Measures of Central Tendency
A summary measure, also known as a measure of central tendency, a measure of center, or a measure of central placement, aims to characterize the entirety of a collection of data with a single number that corresponds to the middle or center of its distribution. The article by Dubé (2019) uses a central tendency measure as one of the primary research methods. In this study, the author examines the VSTM task that the GCM’s random walk extension, EBRW, was expanded to account for Sternberg scanning; the study contains a brief overview that aims to explore the background and major findings demonstrating that prototypes have an obligatory impact on visual short-term memory responses (Dubé, 2019).
On some unpublished Sternberg scanning data, the author presents a novel model that integrates such “central tendency representations” in memory along with several other regularities from the literature. They then compare their predictions and post-predictions to those of the GCM. This study employs the mean as the measure of central tendency.
Types of Central Tendency Measures
The mode, the median, and the mean are the three primary indicators of central tendency. The typical or core value in the distribution is shown differently by each of these metrics (Australian Bureau of Statistics, n.d.). When values are listed in either ascending or descending order, the median is the value that is in the middle of the distribution.
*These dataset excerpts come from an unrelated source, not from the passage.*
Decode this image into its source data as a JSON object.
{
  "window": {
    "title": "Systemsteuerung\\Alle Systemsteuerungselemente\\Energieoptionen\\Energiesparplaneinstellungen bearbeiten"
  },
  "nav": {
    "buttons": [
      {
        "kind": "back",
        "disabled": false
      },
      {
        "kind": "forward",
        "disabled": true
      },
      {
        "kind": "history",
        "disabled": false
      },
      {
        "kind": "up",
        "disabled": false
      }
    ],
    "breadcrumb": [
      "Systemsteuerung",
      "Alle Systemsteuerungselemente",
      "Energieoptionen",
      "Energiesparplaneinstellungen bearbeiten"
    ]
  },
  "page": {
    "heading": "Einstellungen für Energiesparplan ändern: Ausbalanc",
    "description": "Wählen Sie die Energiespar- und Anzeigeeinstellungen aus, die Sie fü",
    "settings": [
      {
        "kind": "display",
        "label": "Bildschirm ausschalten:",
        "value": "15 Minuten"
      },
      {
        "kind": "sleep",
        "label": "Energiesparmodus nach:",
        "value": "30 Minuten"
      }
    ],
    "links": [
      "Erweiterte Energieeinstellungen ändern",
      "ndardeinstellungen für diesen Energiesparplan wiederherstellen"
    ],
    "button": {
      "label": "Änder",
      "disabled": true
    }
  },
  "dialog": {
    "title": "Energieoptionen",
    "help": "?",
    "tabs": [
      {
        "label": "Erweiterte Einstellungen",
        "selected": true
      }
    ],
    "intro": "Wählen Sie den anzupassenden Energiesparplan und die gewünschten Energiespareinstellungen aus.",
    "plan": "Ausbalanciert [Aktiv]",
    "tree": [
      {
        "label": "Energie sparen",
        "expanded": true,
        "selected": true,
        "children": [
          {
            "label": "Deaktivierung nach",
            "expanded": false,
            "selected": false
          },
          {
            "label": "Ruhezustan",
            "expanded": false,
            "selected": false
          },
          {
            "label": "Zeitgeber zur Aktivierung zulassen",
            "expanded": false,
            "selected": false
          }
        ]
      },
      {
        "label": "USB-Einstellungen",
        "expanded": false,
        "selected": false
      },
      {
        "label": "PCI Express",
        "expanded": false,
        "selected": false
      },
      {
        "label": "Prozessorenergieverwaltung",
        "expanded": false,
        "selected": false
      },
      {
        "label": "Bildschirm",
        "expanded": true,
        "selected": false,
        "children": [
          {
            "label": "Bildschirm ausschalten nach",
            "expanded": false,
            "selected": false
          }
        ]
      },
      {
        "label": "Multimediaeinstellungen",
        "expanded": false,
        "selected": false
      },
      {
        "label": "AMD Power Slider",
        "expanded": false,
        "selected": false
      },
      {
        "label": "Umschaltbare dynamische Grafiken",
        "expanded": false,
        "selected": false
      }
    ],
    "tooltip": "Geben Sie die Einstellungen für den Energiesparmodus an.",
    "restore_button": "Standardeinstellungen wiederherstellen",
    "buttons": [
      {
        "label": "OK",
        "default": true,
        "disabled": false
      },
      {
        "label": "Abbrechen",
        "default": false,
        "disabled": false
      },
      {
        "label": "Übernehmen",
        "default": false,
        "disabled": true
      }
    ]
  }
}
Since it may be computed for both numerical and categorical non-numeric data, the model has an advantage over the median and mean. This measure is simply the number that appears most frequently in a dataset (Australian Bureau of Statistics, n.d.). Thus, each of the central tendency measures is appropriate in some cases.
Measures of Dispersion
Each score is condensed into a single number when data are represented by a measure of central tendency, mainly mean, median, or mode. A measure of dispersion is frequently included to support and amplify reports of central tendency (“Measures of dispersion,” n.d.). The differences between the measures of dispersion you have just examined will help you choose the one that will be most helpful in a certain circumstance.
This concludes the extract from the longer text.